Фидель Кастро - В горячих сердцах сохраняя (сборник. Рассказы и стихотворения)
Короткий сон, из которого я возвращаюсь, как мне кажется, тут же. Трое сидят у окна и разговаривают о Хосе Антонио.
— В любом великом событии должна прозвучать комическая нота, — говорит Гаспар. — И именно он взял эту ноту… Представляешь, восемнадцатого числа, когда была прочитана вторая военная сводка и стало известно все о вторжении, этот самый Хосе Антонио, считавший, что революцию свершил он один, решил послушать радио Майами. И вдруг — ой, мамочки! — он слышит, что высадка десанта и вправду прошла успешно, что угольщики Сьенага—де—Сапата и впрямь встретили «гусанос»[27] здравицами в честь «армии освободителей», что везде на своем победном пути «воины вторжения» были встречены народом у триумфальных арок, с цветами и леденцами, и что они действительно уже в сорока километрах от столицы, в то время как «небольшое сопротивление» в Сантьяго—де—Куба сломлено. Он прикинул, подрассчитал и сказал себе: «В сорока километрах? Тогда они в Каталина—де—Гуинес, завтракают в «Пуэсто дель Конго». Бросил две рубашки, две пары штанов и зубную щетку в чемоданчик и пошел просить убежища в посольстве Бразилии. — (Обе женщины смеются.) — Теперь он в дерьме — и для нас, и для них! Вот ведь умник! Лучшее, что он может теперь сделать, — это пойти работать диктором на РадиоМату—Гросу.[28] Я всегда говорил: хвастун, трепло, не больше. Только болтать горазд…
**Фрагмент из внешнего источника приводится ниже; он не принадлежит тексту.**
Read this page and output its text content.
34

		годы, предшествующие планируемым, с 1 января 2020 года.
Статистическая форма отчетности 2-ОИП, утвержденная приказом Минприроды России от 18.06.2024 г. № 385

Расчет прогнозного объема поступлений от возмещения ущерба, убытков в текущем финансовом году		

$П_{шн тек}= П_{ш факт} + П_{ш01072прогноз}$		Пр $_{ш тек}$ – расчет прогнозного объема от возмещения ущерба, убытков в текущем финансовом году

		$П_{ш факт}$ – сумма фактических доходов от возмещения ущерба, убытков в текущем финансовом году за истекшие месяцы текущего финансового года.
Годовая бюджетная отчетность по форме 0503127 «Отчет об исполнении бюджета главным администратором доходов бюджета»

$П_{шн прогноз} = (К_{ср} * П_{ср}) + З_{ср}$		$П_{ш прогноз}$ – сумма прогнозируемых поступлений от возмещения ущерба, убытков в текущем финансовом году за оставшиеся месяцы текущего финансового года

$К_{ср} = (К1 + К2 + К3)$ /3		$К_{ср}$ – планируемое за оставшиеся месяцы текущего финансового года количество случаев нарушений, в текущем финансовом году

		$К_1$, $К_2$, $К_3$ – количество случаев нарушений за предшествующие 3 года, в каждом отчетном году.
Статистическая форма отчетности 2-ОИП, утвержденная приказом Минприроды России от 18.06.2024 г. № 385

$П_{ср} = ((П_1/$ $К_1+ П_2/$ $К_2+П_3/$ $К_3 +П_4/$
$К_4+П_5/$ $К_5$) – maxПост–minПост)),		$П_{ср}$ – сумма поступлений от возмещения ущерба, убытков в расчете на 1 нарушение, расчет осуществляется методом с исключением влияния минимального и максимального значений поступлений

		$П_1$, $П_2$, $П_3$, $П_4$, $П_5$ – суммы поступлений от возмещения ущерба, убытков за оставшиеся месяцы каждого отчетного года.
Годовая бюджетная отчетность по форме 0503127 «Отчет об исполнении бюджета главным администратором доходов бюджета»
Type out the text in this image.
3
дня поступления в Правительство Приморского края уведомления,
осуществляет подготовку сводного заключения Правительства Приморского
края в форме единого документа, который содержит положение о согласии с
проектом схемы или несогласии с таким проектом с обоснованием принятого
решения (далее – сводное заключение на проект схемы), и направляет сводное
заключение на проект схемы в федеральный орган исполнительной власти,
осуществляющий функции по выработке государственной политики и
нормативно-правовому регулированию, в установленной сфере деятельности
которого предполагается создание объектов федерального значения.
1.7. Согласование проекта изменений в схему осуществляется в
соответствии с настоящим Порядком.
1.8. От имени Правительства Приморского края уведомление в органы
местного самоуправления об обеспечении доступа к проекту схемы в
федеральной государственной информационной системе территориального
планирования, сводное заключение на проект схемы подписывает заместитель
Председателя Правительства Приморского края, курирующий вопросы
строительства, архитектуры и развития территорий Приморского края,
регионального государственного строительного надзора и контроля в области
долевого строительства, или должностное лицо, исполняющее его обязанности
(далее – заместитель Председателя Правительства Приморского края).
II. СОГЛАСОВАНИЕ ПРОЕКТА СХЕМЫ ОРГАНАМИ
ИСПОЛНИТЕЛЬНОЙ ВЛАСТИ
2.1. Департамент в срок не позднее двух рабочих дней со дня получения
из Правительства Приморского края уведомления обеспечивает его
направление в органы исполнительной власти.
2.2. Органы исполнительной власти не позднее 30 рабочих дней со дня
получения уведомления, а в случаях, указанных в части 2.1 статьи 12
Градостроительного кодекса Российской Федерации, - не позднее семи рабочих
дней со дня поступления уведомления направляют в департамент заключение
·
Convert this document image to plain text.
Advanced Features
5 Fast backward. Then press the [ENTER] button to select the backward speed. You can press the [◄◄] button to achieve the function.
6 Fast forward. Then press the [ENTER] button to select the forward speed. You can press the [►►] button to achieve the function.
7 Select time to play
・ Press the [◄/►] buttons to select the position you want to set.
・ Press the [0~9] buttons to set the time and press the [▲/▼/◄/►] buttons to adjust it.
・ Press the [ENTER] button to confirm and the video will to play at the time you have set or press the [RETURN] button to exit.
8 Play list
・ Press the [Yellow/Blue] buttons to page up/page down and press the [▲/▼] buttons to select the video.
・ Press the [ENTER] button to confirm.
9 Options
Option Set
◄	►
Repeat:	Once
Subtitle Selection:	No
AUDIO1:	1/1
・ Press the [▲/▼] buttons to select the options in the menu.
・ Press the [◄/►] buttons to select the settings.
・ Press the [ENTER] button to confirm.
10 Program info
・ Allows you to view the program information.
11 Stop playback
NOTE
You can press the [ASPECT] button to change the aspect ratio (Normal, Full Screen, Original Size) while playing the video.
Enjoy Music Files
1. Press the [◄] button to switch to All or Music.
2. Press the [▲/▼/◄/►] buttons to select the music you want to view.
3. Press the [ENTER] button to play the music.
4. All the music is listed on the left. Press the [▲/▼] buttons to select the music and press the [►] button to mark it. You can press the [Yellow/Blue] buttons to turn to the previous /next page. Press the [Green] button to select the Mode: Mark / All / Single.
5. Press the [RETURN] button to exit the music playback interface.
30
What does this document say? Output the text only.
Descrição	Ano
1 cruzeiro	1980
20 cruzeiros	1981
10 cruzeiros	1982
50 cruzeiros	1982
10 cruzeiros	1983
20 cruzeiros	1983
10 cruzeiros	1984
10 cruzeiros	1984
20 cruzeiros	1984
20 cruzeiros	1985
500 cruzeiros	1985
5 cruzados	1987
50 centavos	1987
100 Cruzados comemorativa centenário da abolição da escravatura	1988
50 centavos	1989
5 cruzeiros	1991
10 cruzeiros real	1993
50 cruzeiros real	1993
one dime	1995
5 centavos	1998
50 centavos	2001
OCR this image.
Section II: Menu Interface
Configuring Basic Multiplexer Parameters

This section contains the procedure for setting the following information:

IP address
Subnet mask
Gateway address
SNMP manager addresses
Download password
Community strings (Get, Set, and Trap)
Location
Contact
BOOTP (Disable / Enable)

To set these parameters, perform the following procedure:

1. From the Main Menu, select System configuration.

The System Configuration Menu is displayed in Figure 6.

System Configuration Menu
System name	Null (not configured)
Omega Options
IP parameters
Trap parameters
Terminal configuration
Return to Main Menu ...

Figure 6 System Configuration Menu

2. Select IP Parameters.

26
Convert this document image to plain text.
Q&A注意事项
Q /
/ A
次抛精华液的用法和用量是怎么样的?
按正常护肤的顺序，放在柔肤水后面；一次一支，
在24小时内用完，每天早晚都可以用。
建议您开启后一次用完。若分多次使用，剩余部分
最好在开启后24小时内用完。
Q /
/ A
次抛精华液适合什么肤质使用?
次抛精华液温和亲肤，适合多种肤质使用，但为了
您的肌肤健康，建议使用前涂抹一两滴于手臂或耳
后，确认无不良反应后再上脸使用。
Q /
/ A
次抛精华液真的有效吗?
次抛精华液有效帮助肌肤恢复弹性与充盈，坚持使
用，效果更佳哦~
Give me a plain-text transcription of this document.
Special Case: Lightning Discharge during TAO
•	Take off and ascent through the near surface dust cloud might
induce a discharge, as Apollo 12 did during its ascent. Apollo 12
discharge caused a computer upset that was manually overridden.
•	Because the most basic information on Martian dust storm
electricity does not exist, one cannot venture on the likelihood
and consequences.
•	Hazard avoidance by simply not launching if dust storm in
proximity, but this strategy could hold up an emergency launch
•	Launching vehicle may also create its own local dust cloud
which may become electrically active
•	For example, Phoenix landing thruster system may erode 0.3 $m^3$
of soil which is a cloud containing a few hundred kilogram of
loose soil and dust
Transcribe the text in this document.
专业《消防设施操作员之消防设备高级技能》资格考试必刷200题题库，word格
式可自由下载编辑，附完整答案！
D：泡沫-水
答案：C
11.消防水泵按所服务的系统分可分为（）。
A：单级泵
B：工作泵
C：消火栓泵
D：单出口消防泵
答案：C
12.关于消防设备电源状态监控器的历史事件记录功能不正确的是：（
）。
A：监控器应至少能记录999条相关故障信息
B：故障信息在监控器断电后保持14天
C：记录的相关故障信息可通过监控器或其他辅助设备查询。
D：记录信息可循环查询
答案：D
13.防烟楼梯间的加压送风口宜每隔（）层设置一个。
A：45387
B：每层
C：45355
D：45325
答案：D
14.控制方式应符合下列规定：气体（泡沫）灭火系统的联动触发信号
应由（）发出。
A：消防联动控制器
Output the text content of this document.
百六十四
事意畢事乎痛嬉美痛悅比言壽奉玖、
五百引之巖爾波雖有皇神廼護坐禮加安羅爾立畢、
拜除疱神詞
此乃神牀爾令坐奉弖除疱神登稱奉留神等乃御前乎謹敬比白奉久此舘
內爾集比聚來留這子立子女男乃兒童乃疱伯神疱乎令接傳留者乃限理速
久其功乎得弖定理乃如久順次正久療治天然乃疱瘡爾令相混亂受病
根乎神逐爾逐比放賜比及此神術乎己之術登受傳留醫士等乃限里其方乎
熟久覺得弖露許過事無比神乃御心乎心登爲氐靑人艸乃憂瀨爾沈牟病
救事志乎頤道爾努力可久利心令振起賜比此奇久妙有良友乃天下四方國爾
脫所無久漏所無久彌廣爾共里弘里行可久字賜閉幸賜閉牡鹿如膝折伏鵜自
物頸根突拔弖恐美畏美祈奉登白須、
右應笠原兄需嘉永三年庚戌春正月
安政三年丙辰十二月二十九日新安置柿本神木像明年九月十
Теперь они говорили о Каликсто:
— Он пошел с добровольцами из отряда по борьбе с неграмотностью. Попросил, чтобы его отправили в Сьерру, которую он знает лучше. Похоже, к концу года все там научатся читать. Так что через несколько месяцев (следует округлый жест обеих рук, указательные пальцы нацелены в пол) все войдет в колею…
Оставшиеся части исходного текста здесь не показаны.